John Bagford (1650/51, Fetter Lane, London – 5 May 1716, Islington) was an English antiquarian, writer, bibliographer, ballad-collector, bookseller, and biblioclast.

==Life==
Originally a shoemaker by trade, his premises were in the Great Turnstile, an alley in the City of London. That business was not successful so he became active in the book-trading market in Holborn from 1680, travelling to Haarlem, Leiden, and Amsterdam on this business and aiding such collectors as John Moore, Robert and Edward Harley, Sir Hans Sloane, Samuel Pepys and John Woodward. Becoming friends with fellow antiquarians such as Thomas Hearne, Humfrey Wanley and Thomas Baker, he published antiquarian tracts, contributed to others, and edited an edition of Geoffrey Chaucer published by John Urry.

Bagford, together with Humfrey Wanley and John Talman, was one of three founder members of the reconstituted Society of Antiquaries, which first met at the Bear Tavern on the Strand on 5 December 1707.

Bagford's collection contained many fragments of books such as title-pages and this gave him a reputation as a biblioclast for which he was excoriated in William Blades' The Enemies of Books. Likewise, a twentieth-century commentator has said how Bagford is mostly remembered today for "his ability to mangle any book he laid his hands on".

Bagford's bound volumes of ballads, typeface examples and other work, which he curated for his own use, form the British Library Bagford Collection, part of the Harleian Library. Bagford also collected material for Robert Harley, and found ballads on request for other customers including Samuel Pepys.

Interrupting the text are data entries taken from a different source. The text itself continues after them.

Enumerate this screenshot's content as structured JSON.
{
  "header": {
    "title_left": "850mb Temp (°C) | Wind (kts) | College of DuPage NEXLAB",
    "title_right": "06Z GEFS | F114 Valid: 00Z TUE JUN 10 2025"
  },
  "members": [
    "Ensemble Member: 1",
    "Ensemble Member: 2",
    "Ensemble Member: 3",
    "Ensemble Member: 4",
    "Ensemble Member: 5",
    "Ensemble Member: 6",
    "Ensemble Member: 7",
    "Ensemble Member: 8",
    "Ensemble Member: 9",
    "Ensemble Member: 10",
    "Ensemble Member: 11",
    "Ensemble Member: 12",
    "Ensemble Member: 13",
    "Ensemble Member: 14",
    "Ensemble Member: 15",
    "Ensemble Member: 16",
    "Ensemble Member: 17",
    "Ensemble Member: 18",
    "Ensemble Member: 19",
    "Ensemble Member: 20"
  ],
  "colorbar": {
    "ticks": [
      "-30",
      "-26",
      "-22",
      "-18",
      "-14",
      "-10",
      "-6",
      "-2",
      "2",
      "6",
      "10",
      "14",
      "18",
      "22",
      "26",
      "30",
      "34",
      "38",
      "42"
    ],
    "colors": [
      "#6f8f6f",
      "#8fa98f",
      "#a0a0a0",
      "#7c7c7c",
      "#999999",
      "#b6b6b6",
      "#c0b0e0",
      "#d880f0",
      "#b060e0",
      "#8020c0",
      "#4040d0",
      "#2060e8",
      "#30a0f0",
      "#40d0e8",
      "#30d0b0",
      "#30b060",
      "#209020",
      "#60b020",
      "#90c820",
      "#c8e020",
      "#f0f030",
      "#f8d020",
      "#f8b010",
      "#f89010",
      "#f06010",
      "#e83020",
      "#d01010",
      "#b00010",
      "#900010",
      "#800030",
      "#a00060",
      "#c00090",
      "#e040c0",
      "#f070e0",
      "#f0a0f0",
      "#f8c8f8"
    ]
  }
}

The ballads were published in 1878 by Joseph Woodfall Ebsworth.

==The Gray's Inn elephant tooth and stone tool==
In 1715 Bagford wrote about the Gray's Inn Lane hand axe and the elephant tooth which had been found together by John Conyers opposite "Black Mary's". He asserted that the elephant was probably introduced by Claudius but that the tool had been made by human workmanship. He described this as a "British weapon" and as such he was one of the first to suggest that Stone Age tools were human-made, rather than produced by other causes (such as lightning).